Credit card fraud has gone down in the six months since Visa and Mastercard made retailers and banks liable for fraudulent transactions if they haven’t implemented chip credit cards, but chips alone aren’t enough to secure Americans’ transactions, White House and consumer group representatives said Tuesday.

“The chip alone is not enough for security,” Camille Fischer of the White House Economic Council said during a panel on Capitol Hill Tuesday.

Panelists from numerous consumer groups agreed the industry is headed in the right direction with the widening adoption of credit and debit card chips, which generate a unique, single-use numeric code to send alongside an account number to the issuer for verification during a transaction.

But to achieve true credit card security in the U.S. market — home to half the world’s credit card fraud despite only accounting for about a quarter of all transactions — banks need to implement a PIN number system with each card in place of a simple signature, according to Debra Berlyn, president of Consumer Policy Solutions, a consumer interest firm.

Berlyn, who organized Tuesday’s panel, said signatures — which serve as a second form of authentications — are “widely ignored” by retailers and “easily forged” by fraudsters.

Instead, Berlyn and others said credit card issuers should enable a PIN system for credit cards similar to the one frequently used for debit transactions, establishing a truly digital form of the multi-factor authentication widely endorsed by the cybersecurity community.

In the wake of major retail credit card theft in recent years like those against Target and Home Depot, Mastercard and Visa gave retailers and banks until last October to upgrade their payment terminals before putting into effect the “liability shift,” which stipulates in the event of fraud the entity with the older payment technology — the retailer or the bank — will be liable for the fraudulent charge.

“So if a merchant is still using the old system, they can still run a transaction with a swipe and a signature. But they will be liable for any fraudulent transactions if the customer has a chip card,” Mastercard’s Carolyn Balfany told the Wall Street Journal about the new Europay, Mastercard, and Visa (EMV) credit card standards in 2014. “And the same goes the other way – if the merchant has a new terminal, but the bank hasn’t issued a chip and PIN card to the customer, the bank would be liable.”

EMV cards have already made a dent in fraudulent transactions, falling more than 18 percent across five U.S. retailers among the 25 most-inundated with fraud between fourth-quarter 2014 and 2015, according to Visa.

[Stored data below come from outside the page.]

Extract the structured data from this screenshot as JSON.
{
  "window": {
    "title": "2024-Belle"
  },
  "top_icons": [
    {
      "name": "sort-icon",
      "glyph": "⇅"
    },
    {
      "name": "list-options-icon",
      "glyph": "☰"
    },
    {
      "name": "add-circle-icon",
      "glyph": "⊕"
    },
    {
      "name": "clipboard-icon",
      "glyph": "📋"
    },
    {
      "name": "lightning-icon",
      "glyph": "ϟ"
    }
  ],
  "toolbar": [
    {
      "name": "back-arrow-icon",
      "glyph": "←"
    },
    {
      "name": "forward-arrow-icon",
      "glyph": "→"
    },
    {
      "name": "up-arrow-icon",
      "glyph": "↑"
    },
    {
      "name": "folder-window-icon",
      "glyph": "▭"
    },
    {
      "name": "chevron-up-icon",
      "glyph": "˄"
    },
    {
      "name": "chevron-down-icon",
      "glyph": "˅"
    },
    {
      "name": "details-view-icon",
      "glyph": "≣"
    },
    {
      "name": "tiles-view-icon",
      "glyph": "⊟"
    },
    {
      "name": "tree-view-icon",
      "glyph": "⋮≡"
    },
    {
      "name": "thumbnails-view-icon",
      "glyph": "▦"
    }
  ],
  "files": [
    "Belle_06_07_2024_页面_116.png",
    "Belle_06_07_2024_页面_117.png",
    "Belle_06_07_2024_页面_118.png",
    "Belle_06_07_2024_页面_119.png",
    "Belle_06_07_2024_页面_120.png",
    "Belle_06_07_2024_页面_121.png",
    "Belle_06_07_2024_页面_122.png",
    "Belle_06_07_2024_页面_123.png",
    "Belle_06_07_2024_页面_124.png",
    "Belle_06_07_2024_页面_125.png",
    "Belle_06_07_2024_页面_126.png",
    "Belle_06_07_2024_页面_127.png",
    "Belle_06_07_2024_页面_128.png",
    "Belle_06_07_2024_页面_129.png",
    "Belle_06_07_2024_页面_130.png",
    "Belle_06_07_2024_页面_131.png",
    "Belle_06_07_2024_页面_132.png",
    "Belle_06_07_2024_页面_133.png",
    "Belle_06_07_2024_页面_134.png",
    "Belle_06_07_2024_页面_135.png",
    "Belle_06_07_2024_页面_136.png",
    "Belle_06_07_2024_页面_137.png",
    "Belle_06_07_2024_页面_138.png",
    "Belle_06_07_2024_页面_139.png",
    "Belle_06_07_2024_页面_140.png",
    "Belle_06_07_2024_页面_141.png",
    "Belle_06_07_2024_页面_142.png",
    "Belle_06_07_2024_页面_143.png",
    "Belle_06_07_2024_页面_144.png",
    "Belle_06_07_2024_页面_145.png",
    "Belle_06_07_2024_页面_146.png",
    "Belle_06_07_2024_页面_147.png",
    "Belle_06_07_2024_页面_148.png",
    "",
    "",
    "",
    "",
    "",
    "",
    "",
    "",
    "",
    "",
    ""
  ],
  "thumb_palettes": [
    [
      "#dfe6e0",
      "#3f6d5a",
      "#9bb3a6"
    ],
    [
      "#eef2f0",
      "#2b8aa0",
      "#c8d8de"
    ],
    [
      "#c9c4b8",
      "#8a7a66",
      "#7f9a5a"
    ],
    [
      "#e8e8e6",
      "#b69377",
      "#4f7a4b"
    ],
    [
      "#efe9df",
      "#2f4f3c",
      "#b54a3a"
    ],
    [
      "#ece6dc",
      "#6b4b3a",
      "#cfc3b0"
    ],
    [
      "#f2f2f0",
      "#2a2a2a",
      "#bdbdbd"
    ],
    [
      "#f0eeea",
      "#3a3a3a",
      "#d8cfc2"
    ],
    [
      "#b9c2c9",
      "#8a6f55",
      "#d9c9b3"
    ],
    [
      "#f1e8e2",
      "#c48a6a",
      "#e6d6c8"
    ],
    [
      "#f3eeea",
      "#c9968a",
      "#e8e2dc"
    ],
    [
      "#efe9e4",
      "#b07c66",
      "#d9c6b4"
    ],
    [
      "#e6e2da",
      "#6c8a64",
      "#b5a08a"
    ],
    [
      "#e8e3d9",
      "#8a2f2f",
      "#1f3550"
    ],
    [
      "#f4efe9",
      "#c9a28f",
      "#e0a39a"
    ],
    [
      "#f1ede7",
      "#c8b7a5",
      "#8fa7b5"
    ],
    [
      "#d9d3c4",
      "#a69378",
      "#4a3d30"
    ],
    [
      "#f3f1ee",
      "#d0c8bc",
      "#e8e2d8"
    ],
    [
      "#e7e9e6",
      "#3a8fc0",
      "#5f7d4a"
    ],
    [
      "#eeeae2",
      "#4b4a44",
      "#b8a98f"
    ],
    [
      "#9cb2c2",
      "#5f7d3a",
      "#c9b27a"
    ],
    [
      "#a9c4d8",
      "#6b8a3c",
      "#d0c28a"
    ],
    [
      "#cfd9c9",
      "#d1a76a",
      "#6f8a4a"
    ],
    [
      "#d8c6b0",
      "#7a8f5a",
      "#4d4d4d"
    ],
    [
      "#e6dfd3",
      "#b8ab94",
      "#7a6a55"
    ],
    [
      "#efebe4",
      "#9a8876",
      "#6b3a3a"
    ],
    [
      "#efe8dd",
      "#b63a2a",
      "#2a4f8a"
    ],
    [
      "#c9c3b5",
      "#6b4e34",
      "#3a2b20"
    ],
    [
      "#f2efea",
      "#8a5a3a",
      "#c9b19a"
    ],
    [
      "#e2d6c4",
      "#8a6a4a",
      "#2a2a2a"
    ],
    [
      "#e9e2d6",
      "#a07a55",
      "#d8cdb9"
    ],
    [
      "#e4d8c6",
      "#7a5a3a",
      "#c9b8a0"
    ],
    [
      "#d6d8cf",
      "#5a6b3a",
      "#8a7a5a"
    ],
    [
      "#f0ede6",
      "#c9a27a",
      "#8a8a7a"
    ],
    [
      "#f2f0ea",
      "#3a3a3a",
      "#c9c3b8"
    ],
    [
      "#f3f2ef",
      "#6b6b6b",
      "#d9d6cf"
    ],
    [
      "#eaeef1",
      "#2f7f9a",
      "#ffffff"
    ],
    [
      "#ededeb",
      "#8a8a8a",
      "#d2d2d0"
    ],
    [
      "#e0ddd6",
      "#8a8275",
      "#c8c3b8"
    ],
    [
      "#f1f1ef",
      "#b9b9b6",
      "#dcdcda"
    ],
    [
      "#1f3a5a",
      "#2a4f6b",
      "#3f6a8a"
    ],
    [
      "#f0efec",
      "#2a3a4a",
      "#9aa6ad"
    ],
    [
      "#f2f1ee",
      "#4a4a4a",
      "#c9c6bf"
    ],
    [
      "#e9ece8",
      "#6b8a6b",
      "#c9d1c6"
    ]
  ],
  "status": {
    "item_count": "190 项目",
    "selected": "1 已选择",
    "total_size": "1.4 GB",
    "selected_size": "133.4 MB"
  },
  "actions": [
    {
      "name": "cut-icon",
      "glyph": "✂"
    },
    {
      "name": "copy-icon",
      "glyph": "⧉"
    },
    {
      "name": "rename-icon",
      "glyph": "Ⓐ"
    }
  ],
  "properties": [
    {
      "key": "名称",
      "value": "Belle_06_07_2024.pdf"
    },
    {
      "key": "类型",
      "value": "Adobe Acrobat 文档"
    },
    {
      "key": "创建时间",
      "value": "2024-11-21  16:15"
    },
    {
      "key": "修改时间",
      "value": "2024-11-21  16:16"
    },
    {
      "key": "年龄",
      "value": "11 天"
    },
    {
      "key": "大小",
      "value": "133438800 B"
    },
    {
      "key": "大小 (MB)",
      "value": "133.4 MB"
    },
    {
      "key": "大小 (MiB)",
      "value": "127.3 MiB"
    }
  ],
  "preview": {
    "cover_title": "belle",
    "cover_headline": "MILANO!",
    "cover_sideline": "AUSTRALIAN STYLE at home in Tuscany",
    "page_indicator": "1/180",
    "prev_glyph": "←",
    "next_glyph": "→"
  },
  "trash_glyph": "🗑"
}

“We’re seeing EMV is having a positive impact on counterfeit fraud,’’ Stephanie Ericksen, vice president of risk products at Visa told USA Today in April. “Merchants who implement chip, their counterfeit fraud is going down, while those still finalizing plans, their counterfeit fraud is going up.’’

Counterfeit transactions could be reduced even further, Berlyn argued, if banks would implement PINs — something they have little incentive to do, having already met the liability requirement with chip cards.

“They incorrectly believe that requiring a PIN for credit card transactions could burden consumers who may have difficulty remembering another passcode – a baseless argument that does not give Americans enough credit,” Berlyn wrote in a Hill op-ed Monday. “The microchip coupled with the individual PIN make tampering and counterfeiting the cards, along with using stolen financial data, nearly impossible.”

The PIN could be even more useful for the growing percentage of transactions occurring online.

“The technology is out there,” Berlyn said. “It is just not widely used.”

Berlyn said the move to chip-and-PIN, adopted in most major markets outside the U.S., would not only render stolen credit card numbers unusable, but reduce the incentive for hacking retail networks in the first place, since the account information gleaned would be useless.

“Despite the overwhelming body of evidence that demonstrates its effectiveness, the financial services industry has thus far been unwilling to deploy these security measures in the U.S.,” Berlyn said.

Some are already making the switch. Last week Discover CEO David Nelms said the credit card company will begin transitioning to chip-and-PIN.

“I think we may be missing an opportunity to go to the higher level of security with EMV, which is how chip cards are handled in the rest of the world and what merchants in other countries expect when they see a U.S.-issued EMV card,” Nelms said.